Speaking at a meeting of senior judicial officials on Monday, the top judge said the Judiciary has always appealed to the press and mass media to help it administer justice. “Given the sensitive role media play in these areas, they should be lent all-out support to be able to be instrumental in prevention of corruption.”
The top judge expressed displeasure with president Rouhani’s implicit criticism of the Judiciary in a keynote speech at the inaugural of the Press and News Agencies Exhibition Sunday, but said, “Up to now, I have avoided divisive comments which do not serve the country’s interests or those of solidarity and fraternity. I will continue to do so in the future.”
Ayatollah Larijani also reaffirmed his support for the nuclear negotiators and the Joint Comprehensive Plan of Action, saying, “Some critics of the deal have been unfair, making hardline comments which are anything but true. I believe some of them are even actionable. I don’t think the number of such people is very large.
“On the other hands, there are some prudent, pious individuals who critique the deal point by point. All through the talks, I have always supported the negotiating team and the esteemed government. That remains the case to this day. The negotiating team brings together religious individuals who strove around the clock to push things forward. That is no easy task. So the end result of their endeavors deserves praise and gratefulness.”
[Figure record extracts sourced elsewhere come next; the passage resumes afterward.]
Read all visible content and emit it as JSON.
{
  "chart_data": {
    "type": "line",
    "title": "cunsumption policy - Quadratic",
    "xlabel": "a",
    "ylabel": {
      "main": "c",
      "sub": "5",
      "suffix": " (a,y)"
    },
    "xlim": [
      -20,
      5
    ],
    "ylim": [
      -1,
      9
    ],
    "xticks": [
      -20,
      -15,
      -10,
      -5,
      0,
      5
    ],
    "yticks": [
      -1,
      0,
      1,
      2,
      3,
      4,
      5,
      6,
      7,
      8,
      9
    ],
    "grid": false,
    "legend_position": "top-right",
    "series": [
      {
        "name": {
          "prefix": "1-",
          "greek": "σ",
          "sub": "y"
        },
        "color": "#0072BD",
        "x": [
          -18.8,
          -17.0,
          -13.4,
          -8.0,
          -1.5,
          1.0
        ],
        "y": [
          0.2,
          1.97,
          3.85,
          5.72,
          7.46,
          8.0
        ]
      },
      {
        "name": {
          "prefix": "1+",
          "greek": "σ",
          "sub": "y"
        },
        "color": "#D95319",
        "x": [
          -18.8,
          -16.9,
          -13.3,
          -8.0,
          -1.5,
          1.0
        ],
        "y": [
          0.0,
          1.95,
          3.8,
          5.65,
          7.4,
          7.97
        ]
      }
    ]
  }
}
The judiciary chief further said taking pride in the deal depends on its practical results and how it is implemented. “To me it is not clear whether the Joint Comprehensive Plan of Action is actually a source of honor.”
The following is the translation of additional comments the top judge made as reported by Mizanonline.ir, affiliated to the Judiciary, on November 9. The news agency originally titled its report: “Frank comments by the Judiciary chief in response to president’s remarks”.
The press should comply with principles of ethical criticism and laws
Ayatollah Amoli Larijani said that the press should play their role and fulfill their mission in line with ethics of criticism along with ethical and legal principles, adding, “You should not insult, slander or commit acts against national security under the pretext of being critical.”
The judiciary chief went on to say, “Unfortunately, some media outlets fan the flames of public concerns. The Judiciary is duty-bound to prevent offenses while supporting the press. It is not acceptable for media to be on foreigner payroll and act against national security instead of playing a role in raising awareness and promoting ethics.”
He said, “A few years ago, a motion about parliamentary deputies’ immunity from prosecution was floated. Under the motion, if a deputy made an untrue statement deemed libelous, he/she couldn’t be prosecuted, but the parliamentary motion was vehemently rejected by the Guardian Council.”
Larijani added, “That applies to the press, too. But it’s for judges to make decisions in this regard and outsiders are not entitled to get involved.”
Tough punishments dished out when individuals knowingly break the laws
Ayatollah Larijani said that the Judiciary fulfills its duties with authority and won’t be swayed or scared by pressures. “A lot of individuals working for media and the press might not be aware of the laws and the red lines and might make a mistake out of negligence. Therefore, I have repeatedly advised esteemed judges not to mete out harsh punishments for those who cross the red lines unknowingly; I have told them to commute the sentences as they see fit.”
On the recent barrage of criticism against the Judiciary in the run-up to the elections, Larijani said that compliance with the law and serving national interests under the Constitution is what the Judiciary pursues. “Pressures and criticisms over human rights should not have an impact on our job. Certainly, they won’t. What we expect from the press and those in authority in the country is to help the judicial branch which is a pillar of the establishment. They should know that the authority of the Judiciary, like other branches, contributes to security in the country.”